We are almost a month into the new school year, and I’ve got a 6th grader who just started a new school. It might as well be a new country with its regulations, requirements, language, and leadership. I am one of the weird folks out there who actually enjoys middle schoolers – I like how they still act kid-like while trying to also act grown. I’m always interested in the in-between phases, where you can literally see the evolution happen in front of your face (that might be why I love working with college students).
I have limited fears about having a middle schooler and ALL the fears about him being in middle school.
I walked into the idea of middle school with the normal trepidation of a parent who is 1) new at something and 2) quite comfortable with what is already familiar. We attended an orientation meeting before school started, and after we left, my son and I agreed that we were overwhelmed, but overwhelmed about brand new things rather than those we worried about before we walked in the building.
We made a schedule. We walked the building. We drove his route for the bus. We tested his locker combination. We bought all the things. We talked through all the scenarios. We bought other, better things. And then we went through it over and over. I still don’t know whether we did all of that for me or for him. Anyone who knows me knows that being prepared is my thing (I’m a card-carrying enneagram 6), so I asked questions by the boatload.
Do you need a note for the bus? Where do you put your trumpet when you don’t have band? Do you remember your locker combination? What day is A day and B day? Who will you sit with at lunch? Who else rides the bus with you? Do you go to your locker between each class? Have you gotten lost?
Everything was different. Everything was new. Everything was under question. Yet different isn’t always bad, new is often exciting, and questions give way to solid answers.
A funny thing happened, as it always does (I should stop being surprised by now). My firstborn figured it out and found his rhythm. He asked questions, he watched what other people did, and he made a few mistakes. I am happy to inform you that we stand on the other side of that mountain of questions with some solid footing. (I know, I know; for anyone reading this with an older middle schooler or high schooler who is rolling their eyes, I’m aware I will eat my words soon enough – I’m not confident we have this covered.)

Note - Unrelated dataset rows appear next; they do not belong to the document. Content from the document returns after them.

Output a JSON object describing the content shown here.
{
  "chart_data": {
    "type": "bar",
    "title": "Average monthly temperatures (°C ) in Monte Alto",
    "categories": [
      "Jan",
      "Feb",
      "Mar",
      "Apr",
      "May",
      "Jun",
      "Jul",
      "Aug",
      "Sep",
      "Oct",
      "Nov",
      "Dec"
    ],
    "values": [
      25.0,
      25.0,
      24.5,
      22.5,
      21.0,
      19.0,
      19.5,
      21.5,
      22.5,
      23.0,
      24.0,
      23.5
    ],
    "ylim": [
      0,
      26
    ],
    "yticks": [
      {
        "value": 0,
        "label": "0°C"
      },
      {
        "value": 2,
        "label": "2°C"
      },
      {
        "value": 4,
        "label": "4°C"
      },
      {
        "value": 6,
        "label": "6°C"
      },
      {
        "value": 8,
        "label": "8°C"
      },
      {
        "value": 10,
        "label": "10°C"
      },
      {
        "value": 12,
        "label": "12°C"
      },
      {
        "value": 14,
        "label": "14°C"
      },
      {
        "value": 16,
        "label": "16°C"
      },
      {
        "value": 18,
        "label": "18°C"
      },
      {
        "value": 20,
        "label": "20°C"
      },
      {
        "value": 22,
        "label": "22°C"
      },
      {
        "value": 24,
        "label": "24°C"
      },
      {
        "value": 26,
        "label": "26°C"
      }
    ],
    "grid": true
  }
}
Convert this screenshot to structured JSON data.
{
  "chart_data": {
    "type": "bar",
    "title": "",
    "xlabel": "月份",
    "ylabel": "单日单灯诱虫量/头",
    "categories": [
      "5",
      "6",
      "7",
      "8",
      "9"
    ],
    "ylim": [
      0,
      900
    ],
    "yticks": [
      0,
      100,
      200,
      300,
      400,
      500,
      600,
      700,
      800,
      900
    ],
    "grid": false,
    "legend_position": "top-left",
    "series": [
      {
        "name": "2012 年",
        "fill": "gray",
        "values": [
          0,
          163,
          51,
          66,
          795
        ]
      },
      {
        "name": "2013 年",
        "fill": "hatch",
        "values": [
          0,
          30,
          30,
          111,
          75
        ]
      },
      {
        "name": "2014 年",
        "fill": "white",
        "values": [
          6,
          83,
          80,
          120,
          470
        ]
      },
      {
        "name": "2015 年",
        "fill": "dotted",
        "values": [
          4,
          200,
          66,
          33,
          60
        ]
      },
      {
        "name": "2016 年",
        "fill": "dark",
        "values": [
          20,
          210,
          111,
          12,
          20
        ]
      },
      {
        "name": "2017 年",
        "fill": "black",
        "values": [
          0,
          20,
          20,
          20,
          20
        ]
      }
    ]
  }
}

I read once that parenting is a series of moments of letting go, and I am working hard to do just that. This time, I feel like I’m having to do it on purpose or maybe I’m just more aware of it in the moment. He’s a good kid (one of the best, in my humble opinion), and this month has been another reminder to let him go, and give him a chance to work things out. I shouldn’t be surprised — that’s what we taught him. I hope we’ve also taught him that when he needs it, there’s no softer place to land than home with us.